Or more precisely, you have to be independent-minded about the ideas you work with. You could be mindlessly doctrinaire in your politics and still be a good mathematician. In the 20th century, a lot of very smart people were Marxists — just no one who was smart about the subjects Marxism involves. But if the ideas you use in your work intersect with the politics of your time, you have two choices: be an accidental moderate, or be mediocre.

Comments

  1. Harry Jones says:

    Between the Overton window and horseshoe theory, I can’t help but think that the political spectrum is a mirage.

    I self identify as a doctrinaire empiricist and pragmatist. Life experience has earned me the right to be rigid about certain things, but not about others.

  2. Lucklucky says:

    What is moderation? If someone wants our head, we give him the arm?

    At the political level, I think this concept is mostly wrong since I am seeing many so-called moderates being extremists.

  3. RLVC says:

    Astute observation, Harry.

    Some have observed that though there was, at one time, a political spectrum, it seems to have collapsed into a “centrist” singularity. And centrism, as everyone knows, means waging endless wars abroad and soaking the middle class at home.
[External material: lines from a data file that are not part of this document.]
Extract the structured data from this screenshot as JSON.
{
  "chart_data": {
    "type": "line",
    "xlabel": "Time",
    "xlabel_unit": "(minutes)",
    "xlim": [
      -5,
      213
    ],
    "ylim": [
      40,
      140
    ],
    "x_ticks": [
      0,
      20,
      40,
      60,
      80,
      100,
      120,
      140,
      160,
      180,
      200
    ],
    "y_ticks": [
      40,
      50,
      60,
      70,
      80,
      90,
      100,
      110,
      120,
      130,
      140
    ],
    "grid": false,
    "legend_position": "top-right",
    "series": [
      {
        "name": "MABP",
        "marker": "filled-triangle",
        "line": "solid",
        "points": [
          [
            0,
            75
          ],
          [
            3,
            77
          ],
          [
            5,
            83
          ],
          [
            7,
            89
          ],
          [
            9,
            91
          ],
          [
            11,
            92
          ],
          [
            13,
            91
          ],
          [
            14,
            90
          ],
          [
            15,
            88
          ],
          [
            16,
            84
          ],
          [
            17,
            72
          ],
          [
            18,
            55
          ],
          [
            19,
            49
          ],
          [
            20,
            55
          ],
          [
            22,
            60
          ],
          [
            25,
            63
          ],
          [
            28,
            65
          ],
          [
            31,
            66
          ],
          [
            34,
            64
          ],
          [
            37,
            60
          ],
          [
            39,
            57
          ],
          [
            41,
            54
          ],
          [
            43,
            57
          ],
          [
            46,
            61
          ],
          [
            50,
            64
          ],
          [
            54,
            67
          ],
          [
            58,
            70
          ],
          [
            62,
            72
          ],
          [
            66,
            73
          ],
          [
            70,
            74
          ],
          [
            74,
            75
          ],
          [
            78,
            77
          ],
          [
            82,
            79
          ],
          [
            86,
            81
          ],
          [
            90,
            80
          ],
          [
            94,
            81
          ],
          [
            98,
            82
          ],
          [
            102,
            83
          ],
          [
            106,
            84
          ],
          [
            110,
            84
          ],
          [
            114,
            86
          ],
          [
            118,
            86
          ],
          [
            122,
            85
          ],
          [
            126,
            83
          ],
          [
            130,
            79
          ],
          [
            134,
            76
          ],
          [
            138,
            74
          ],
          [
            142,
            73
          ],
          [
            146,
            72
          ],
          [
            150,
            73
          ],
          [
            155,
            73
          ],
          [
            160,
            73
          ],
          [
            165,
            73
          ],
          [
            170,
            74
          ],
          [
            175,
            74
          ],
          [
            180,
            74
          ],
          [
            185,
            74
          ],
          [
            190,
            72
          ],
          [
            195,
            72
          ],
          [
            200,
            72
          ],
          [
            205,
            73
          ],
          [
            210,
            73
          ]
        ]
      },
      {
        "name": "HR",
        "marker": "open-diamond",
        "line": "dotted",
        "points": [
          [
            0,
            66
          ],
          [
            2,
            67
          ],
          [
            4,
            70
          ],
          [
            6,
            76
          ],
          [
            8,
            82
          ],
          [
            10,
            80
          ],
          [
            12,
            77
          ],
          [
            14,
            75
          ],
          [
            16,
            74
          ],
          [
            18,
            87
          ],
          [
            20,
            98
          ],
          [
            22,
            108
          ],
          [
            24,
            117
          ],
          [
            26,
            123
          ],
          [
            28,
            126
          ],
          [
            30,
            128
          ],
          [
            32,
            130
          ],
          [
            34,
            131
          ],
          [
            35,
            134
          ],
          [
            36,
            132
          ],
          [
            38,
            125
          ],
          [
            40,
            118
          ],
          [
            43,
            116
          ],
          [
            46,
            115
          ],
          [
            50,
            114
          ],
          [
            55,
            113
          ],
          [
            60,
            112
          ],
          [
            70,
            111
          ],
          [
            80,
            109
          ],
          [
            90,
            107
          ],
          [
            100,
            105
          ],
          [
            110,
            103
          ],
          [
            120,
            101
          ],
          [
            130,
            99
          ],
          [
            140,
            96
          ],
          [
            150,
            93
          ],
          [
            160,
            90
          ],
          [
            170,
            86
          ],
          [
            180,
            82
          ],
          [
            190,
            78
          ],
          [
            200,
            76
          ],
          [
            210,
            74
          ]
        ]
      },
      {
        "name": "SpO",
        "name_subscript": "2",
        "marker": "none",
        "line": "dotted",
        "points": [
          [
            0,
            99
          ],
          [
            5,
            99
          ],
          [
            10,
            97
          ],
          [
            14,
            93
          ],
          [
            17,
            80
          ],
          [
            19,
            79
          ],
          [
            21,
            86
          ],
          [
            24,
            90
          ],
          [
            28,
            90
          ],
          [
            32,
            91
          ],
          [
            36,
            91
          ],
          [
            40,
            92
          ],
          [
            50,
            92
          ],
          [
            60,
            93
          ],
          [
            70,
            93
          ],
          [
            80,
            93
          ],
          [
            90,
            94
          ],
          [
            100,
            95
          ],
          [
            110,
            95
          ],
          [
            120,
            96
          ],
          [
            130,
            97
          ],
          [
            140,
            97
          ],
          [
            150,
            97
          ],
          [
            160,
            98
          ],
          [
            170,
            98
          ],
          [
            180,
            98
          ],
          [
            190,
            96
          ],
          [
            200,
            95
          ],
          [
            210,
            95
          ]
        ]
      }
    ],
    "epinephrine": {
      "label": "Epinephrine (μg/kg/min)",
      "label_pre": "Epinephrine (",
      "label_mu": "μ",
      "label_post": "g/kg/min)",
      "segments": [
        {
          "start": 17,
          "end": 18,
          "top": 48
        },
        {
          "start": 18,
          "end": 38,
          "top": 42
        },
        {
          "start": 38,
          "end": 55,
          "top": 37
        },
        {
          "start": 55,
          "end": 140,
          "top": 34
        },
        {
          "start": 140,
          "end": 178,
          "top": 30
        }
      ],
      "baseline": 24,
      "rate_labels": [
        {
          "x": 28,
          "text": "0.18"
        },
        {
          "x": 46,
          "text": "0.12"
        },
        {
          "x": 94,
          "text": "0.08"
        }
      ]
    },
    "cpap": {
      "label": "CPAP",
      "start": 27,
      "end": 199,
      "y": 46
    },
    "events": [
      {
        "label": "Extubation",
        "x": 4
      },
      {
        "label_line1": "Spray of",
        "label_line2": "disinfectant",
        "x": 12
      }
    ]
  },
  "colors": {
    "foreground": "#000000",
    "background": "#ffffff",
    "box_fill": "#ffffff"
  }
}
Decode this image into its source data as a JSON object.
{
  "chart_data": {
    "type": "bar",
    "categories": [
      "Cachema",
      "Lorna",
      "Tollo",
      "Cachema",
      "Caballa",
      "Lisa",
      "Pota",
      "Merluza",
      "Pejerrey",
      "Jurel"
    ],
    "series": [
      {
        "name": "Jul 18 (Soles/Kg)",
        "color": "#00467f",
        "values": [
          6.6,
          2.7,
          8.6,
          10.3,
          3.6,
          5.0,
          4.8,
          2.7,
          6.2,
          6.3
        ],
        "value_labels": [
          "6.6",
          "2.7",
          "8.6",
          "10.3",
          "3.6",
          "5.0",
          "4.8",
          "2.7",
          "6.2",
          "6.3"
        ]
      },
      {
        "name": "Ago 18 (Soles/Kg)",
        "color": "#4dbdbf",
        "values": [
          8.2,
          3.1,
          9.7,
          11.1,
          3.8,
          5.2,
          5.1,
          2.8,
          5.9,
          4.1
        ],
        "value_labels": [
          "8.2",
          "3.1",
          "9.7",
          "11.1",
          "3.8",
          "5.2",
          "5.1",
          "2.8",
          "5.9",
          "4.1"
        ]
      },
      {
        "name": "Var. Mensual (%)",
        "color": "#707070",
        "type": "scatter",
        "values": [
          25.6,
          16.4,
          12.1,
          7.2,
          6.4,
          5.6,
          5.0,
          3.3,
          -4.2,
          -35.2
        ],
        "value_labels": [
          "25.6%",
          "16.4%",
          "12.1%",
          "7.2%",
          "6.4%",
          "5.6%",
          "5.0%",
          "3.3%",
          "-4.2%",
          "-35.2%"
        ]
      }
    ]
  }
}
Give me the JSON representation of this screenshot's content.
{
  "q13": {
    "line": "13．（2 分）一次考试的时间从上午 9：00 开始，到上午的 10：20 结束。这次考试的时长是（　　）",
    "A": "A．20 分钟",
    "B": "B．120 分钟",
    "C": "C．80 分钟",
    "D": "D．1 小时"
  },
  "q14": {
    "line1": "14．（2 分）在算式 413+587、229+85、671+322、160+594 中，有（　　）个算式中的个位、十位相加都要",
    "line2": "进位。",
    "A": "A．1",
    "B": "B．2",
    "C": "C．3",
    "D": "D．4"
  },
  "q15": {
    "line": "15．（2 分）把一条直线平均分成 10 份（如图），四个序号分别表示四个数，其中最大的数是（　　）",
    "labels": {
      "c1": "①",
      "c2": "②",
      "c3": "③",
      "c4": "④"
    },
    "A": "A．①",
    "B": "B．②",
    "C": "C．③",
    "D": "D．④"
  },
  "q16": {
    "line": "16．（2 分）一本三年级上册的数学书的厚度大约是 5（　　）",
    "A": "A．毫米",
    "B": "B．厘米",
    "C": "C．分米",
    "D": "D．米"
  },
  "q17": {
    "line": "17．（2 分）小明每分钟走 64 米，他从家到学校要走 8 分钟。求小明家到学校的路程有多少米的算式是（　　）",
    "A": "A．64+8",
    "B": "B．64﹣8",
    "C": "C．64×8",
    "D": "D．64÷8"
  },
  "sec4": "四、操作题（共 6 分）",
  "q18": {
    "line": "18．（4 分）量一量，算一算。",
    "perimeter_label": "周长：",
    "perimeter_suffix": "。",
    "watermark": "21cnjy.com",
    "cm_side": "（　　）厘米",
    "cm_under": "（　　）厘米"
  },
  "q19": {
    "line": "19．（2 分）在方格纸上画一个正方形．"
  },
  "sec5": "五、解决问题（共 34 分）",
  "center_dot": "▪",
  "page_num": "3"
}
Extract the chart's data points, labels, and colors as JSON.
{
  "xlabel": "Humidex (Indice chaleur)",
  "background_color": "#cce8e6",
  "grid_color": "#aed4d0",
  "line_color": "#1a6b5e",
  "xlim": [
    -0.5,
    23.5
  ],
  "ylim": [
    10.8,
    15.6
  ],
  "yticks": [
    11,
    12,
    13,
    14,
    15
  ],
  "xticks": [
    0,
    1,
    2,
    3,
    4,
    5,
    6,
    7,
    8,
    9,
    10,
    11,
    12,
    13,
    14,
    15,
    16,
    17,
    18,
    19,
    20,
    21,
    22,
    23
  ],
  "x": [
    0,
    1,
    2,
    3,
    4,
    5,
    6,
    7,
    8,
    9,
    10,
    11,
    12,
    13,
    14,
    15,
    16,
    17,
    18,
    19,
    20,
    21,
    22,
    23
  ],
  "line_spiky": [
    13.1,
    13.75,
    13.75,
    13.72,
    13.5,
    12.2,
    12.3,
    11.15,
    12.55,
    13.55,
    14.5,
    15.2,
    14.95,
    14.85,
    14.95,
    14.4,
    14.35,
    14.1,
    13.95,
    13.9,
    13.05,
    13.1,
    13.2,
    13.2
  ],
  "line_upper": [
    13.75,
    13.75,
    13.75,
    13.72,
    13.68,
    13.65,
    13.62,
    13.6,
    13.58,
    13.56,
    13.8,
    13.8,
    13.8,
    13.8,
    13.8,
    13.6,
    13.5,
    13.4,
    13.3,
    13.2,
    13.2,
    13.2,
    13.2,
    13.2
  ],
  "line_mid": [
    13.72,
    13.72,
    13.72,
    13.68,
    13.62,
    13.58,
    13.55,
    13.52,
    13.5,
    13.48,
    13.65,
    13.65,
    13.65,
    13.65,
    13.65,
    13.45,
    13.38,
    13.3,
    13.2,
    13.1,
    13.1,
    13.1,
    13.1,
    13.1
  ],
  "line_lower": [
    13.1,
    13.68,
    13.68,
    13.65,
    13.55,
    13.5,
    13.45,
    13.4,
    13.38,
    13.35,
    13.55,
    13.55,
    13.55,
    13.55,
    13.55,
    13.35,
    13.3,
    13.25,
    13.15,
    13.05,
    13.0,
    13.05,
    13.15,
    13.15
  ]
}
    It’s a truly bipartisan agenda.

  4. Behind Enemy Lines says:

    Paul Graham’s a fine writer and an interesting thinker, especially on tech and education. But when he slips into party political issues, he misses as often as he hits. This article’s a good example.

    He tries to position the moderate as being on a scale of political opinion about halfway between an exaggerated right and left. In that sense, a moderate is really just someone who won’t start a ruckus at Thanksgiving. While this tells us something useful about a person’s character, it says nothing about the merit of their political views.

    For ‘moderate’ to be meaningful, Graham should be using a different scale: true / false or correct / incorrect.

    An intentional moderate (‘trimmer’) isn’t someone who deliberately chooses the middle path between right and left. He’s someone who tries to find a middle path between right and wrong, and therefore invariably comes to a position somewhere out on the left wing of politics.

    An accidental moderate isn’t someone who makes up his mind on each issue. An accidental moderate is someone who is ignorant of the issues and doesn’t want to squabble over them.

    Moderates are great to have around when political beliefs are friction-free enough that two parties can work together.

    When political beliefs are so far apart that two parties can’t work together, moderates are a downright liability. They’ll sell out a logical and just policy so that they can avoid conflict, or will be end up being suckers for the left wing’s emotional arguments.

    This is why the Democrat party in government is now stiff with ranty ideologues and yet so keen to work with Republican moderates. It’s the ultimate heads-I-win-tails-you-lose deal.

  5. Graham says:

    To paraphrase, extremism is no vice, moderation no virtue…

    Also, “extremist” is inherently both relative and judgmental. Calling someone a terrorist is, by comparison, merely a technical description of methods and goals.

    Besides, in the modern West, everything our fathers believed is extremist, anyway.